Images of vast plains of snow, bays of glaciers and the nation’s highest mountain also evoke a vivid and unyielding landscape torn by volcanoes and earthquakes (more than 1,000 a year above 3.5 on the Richter scale). Yet Alaska also encompasses ecological zones as distinct as its marshy interior, southern rainforests and arctic tundra.

Alaska’s Aleutian islands constituted the original land bridge by which the earliest inhabitants crossed from Asia to North America. Various indigenous populations adapted thereafter to its climate and geography—most notably the Eskimos (Inuit) who live in northern Alaska and Canada. The gentler southern coasts, interior and lower panhandle were also home to Athabaskan tribes like the Tlingit and Haida, linked to populations of British Columbia and the Pacific Northwest. Aleuts still live in the southern islands that bear their name, which have also seen strong military development.

The panhandle area became the first point of contact between Native Americans and Europeans with Russian colonization in 1714; monuments of the Russian capital of Sitka still illustrate this heritage of 150 years of domination. The panhandle remained the center of the state’s population into the twentieth century, as well as the site of the current capital, Juneau.

The potential of the northern reaches of the state, however, were explored by fishermen, trappers and miners, and especially by those lured to the state by gold strikes from 1848 onward. These spurred the development of Anchorage in the late nineteenth century, although the city really only took shape as a midpoint on the railroad from the ice-free port of Seward to the interior mining capital of Fairbanks, 200 miles south of the Arctic circle. By 1920 Anchorage still had only 1,865 people, growing significantly only after military and economic investment during and after the Second World War.

The opportunities of Alaska, incorporated as a US territory in 1912, also delayed its statehood by those who feared taxes or limitations on fisheries and free enterprise. Bills to admit the state were successfully thwarted for generations before responsibilities of citizens to pay for local government were clarified in the 1950s and the state admitted in 1959. This also opened the state to increasing private land ownership after nearly a century of domination by the US government; issues of public and private land, as well as Native American claims, have continued to shape development. Alaskan politicians tended to be Republican and often have defended development.
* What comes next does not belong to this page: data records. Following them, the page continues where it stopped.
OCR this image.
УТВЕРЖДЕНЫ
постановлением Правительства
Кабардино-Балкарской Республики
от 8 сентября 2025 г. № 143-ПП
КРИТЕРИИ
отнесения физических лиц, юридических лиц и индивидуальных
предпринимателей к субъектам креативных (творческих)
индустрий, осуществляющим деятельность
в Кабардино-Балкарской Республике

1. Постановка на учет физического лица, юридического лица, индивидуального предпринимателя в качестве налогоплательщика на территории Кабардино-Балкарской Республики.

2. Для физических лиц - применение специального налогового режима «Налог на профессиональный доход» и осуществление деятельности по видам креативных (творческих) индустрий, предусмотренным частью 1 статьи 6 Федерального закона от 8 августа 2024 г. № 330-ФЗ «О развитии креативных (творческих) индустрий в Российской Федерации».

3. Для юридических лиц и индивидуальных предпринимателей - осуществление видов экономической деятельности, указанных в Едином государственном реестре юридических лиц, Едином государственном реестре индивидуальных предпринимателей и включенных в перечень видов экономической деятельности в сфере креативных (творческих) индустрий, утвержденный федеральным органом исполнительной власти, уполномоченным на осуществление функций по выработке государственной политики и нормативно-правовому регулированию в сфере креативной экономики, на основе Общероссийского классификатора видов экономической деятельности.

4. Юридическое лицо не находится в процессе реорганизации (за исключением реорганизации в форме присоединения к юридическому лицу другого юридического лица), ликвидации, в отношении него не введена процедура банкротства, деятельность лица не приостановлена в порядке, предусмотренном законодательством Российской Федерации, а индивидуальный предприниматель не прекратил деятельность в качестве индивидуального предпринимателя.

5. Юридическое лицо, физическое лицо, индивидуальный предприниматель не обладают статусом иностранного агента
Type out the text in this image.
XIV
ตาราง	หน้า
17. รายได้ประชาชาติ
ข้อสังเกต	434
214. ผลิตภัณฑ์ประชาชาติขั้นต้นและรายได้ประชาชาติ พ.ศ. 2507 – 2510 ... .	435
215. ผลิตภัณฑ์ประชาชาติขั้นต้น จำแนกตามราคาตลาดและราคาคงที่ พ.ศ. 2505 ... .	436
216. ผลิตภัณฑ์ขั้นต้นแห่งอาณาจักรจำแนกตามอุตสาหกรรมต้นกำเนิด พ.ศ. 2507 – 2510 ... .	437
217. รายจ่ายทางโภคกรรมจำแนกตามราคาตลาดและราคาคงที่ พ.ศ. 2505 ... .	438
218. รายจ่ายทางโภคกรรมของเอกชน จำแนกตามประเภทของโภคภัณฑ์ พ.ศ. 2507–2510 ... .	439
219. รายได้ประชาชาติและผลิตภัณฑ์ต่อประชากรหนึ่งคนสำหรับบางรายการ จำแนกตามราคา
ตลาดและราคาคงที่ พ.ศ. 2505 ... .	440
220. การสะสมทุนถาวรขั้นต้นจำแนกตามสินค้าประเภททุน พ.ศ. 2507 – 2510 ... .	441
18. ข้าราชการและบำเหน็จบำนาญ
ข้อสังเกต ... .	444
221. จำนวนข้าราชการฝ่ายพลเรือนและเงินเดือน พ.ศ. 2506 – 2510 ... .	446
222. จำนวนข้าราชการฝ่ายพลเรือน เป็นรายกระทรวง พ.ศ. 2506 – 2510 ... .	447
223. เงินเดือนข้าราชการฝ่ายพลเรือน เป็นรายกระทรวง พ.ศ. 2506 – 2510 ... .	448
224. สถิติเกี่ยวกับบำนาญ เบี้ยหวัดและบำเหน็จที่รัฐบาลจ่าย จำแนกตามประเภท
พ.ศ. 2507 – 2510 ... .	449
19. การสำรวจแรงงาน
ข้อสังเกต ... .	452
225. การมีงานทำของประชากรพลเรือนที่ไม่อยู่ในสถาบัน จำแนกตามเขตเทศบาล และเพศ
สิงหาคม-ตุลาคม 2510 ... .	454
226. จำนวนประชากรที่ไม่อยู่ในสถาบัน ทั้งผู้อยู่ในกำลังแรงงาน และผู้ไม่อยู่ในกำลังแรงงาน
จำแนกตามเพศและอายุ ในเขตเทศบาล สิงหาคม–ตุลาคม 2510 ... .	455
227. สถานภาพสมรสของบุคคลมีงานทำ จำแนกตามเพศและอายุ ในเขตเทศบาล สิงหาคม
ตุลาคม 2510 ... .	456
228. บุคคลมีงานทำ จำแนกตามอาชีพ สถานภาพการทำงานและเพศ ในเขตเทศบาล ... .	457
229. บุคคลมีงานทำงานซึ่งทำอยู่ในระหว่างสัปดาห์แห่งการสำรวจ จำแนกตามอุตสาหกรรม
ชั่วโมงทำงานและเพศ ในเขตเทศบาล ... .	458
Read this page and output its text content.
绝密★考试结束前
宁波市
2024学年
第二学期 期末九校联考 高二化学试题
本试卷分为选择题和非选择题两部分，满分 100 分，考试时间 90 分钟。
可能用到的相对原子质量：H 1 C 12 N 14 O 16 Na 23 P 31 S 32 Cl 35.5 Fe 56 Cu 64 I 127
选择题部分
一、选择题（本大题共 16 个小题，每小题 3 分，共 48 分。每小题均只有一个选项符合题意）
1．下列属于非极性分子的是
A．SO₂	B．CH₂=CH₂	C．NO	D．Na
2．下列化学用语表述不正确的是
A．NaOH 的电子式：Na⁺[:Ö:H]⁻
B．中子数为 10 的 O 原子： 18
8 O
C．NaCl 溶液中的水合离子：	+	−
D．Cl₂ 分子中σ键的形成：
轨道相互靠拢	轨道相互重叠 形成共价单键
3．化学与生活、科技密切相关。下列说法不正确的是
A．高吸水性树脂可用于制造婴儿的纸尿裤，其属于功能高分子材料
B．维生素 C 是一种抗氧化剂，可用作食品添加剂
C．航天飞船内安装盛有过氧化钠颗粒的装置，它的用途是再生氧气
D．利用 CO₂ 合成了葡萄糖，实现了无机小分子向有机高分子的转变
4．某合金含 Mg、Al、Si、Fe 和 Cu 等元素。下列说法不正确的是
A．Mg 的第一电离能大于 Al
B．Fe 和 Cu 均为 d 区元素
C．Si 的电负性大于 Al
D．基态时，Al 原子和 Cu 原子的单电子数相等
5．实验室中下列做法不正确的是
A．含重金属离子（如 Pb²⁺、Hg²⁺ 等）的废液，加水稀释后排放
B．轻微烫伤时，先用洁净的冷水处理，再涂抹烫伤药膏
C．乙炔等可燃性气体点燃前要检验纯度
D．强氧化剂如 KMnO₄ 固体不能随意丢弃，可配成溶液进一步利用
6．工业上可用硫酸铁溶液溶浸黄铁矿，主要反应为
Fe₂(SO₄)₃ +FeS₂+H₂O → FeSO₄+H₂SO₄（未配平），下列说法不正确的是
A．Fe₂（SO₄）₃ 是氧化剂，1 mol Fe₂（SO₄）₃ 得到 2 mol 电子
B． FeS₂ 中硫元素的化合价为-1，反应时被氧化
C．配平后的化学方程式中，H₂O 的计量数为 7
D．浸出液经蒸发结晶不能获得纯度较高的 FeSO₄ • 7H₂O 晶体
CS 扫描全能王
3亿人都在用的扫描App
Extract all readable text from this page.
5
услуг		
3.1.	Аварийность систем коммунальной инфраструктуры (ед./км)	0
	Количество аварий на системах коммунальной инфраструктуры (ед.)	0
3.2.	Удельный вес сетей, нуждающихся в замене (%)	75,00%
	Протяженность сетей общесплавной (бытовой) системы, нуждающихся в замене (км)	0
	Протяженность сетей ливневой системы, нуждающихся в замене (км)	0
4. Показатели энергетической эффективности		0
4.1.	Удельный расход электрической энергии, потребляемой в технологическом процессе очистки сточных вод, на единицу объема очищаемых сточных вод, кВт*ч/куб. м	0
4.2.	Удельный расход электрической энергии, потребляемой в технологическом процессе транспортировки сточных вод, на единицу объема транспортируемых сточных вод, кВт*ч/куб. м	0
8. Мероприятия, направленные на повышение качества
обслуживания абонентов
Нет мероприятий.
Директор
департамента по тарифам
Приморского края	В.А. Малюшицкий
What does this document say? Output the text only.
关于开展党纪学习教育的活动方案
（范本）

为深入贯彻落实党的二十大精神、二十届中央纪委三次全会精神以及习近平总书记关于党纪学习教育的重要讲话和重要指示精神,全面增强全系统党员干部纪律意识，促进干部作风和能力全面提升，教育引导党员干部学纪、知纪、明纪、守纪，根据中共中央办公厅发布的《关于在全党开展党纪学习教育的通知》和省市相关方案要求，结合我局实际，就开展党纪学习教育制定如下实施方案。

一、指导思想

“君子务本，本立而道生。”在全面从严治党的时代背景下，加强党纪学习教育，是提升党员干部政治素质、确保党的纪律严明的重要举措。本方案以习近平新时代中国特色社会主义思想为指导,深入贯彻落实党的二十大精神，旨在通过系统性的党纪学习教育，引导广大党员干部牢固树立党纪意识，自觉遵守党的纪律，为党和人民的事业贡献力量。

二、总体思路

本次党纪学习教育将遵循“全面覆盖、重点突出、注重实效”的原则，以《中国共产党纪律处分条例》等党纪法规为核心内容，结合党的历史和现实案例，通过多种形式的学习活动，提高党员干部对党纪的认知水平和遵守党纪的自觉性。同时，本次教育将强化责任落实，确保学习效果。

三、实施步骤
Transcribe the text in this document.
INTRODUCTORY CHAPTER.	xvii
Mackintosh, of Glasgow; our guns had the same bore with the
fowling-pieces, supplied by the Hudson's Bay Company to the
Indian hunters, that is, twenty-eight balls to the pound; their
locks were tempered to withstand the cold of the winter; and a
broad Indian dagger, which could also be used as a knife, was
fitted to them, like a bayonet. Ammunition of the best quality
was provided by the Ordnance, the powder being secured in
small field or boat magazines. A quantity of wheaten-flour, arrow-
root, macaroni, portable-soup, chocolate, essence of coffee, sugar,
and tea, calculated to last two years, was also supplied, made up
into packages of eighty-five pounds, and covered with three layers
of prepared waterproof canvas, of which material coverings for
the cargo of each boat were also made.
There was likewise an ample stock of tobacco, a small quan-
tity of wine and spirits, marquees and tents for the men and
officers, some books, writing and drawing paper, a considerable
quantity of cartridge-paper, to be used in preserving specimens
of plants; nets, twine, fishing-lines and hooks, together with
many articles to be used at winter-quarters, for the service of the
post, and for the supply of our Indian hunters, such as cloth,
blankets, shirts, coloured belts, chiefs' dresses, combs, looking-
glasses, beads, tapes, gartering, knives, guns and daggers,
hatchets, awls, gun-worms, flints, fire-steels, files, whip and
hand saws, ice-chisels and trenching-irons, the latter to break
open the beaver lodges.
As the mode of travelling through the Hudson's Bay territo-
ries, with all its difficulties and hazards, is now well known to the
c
Alaskan state development thereafter was shaped by oil and gas, which now account for 85 percent of tax revenues, including a roughly $1,000 dividend returned to citizens each year under the Alaska Permanent Fund (established 1980). While petroleum has been extracted from various points, most now comes from fields on the North Slope, beginning with Prudhoe Bay in 1968, which had produced 9 billion barrels by 1996 with an estimated reserve of 3.1 billion in addition to natural gas resources. These reserves on the Arctic sea were connected to US markets by the transAlaska Pipeline, 800 miles in length, constructed by a consortium of oil companies between 1974 and 1977. The oil industry has also spurred concerns for environmental protection both in the pipelines’ intrusion into wilderness and horrific spills like the Exxon Valdez disaster.

These spills also directly influence Alaska’s second-largest industry, tourism. Over 1 million visit annually for cruises or explorations of the state’s extensive park system and other resources. Prime attractions include Glacier Bay National Park, Katmai National Park and Denali National Park, as well as the 1,100 mile dog sled race on the Iditarod Trail, run since 1973. Tourism also stimulates a growing service and construction sector alongside traditional industries like fishing (Alaska supplies more than half the US catch) and forestry.

Tourists, moreover, reaffirm the image of Alaska reinforced by television (Northern Exposure’s 1990–5 portrayal of the cockeyed town of Cecily, CBS) or movies from Chaplin’s Gold Rush (1925) to The Edge (1997) and Limbo (1999). These, like literary memoirs including Joe McGinnis’ Going to Extremes (1980) and Larry Kaniut’s Danger Stalks the Land (1999) continually stress the agonistic elements of the frontier state, eclipsing the everyday struggles and creations of a special place and culture within America.